Glossary
Crawl budget
The crawl budget is the volume of URLs Googlebot is willing to crawl on a site within a given period, determined by two combined factors: crawl capacity (what the server can handle without degradation) and crawl demand (Google's interest in the site's URLs, based on popularity and freshness).
Also known as
- crawl budget
- crawl budget
- crawl budget
Crawl budget becomes critical beyond **~10,000 indexable URLs** on a site. Below that threshold, Googlebot typically crawls everything without constraint. Above it, some pages are visited too infrequently — or not at all — preventing them from being indexed or updated. The most exposed sites: e-commerce with millions of SKUs / facets, pSEO sites with thousands of generated pages, and media sites with deep archives.
2026 optimizations (official Google guidance + OnCrawl / Botify / SISTRIX research): (1) **block in robots.txt** URLs with no SEO value (infinite pagination, sort parameters, calendar pages), (2) **avoid redirect chains** (each 301 hop consumes crawl budget), (3) **return real 404s instead of soft 404s** (Google retries soft 404s indefinitely), (4) **clean sitemap** with accurate lastmod (Google prioritizes URLs with recent lastmod), (5) **server response time < 200ms** (above that, Google reduces the crawl rate), (6) **internal linking depth ≤ 4 clicks** from the homepage (deeper pages receive very little crawl).
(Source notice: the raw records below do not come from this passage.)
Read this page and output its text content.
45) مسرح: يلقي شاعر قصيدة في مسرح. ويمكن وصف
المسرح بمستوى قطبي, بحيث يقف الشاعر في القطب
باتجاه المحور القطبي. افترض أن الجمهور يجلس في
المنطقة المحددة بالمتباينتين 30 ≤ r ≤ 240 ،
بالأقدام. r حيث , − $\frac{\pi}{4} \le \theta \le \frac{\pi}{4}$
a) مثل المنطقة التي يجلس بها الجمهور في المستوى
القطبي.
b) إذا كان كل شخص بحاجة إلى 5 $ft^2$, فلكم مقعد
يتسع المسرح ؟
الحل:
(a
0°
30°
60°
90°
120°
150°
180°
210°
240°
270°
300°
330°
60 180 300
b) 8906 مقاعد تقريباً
The implication for pSEO: publishing 10,000 pages in bulk is a bad idea — Google will sample and index only 20–40% of the volume. Publishing progressively (50–200/week) with segmented sitemaps and precise lastmod dates typically achieves 70–90% indexation in 3–6 months.
In the getchatsocial.com product
getchatsocial.com serves segmented sitemaps by page type (`/sitemap-glossaire.xml`, `/sitemap-comparer.xml`, `/sitemap-cas.xml`) with precise lastmod to optimize crawl prioritization, and publishes new pSEO pages at a progressive cadence rather than in bulk.
FAQ
At what site size does crawl budget become a concern?
Practical threshold: ~10,000 indexable URLs. Below that, Googlebot generally crawls everything without significant constraint. Between 10k and 100k, crawl budget optimization starts to matter. Above 100k (e-commerce, media, mature pSEO), it's a first-class concern that can determine whether you achieve 40% or 90% indexation.
How do you monitor your crawl budget?
Search Console > Crawl Stats shows the number of pages crawled per day and the average Googlebot response time. To go deeper: analyze server logs (OnCrawl, Botify, Screaming Frog Log Analyzer) to see which URLs Googlebot actually visits vs which it ignores. A monthly log audit is sufficient for a medium-sized site.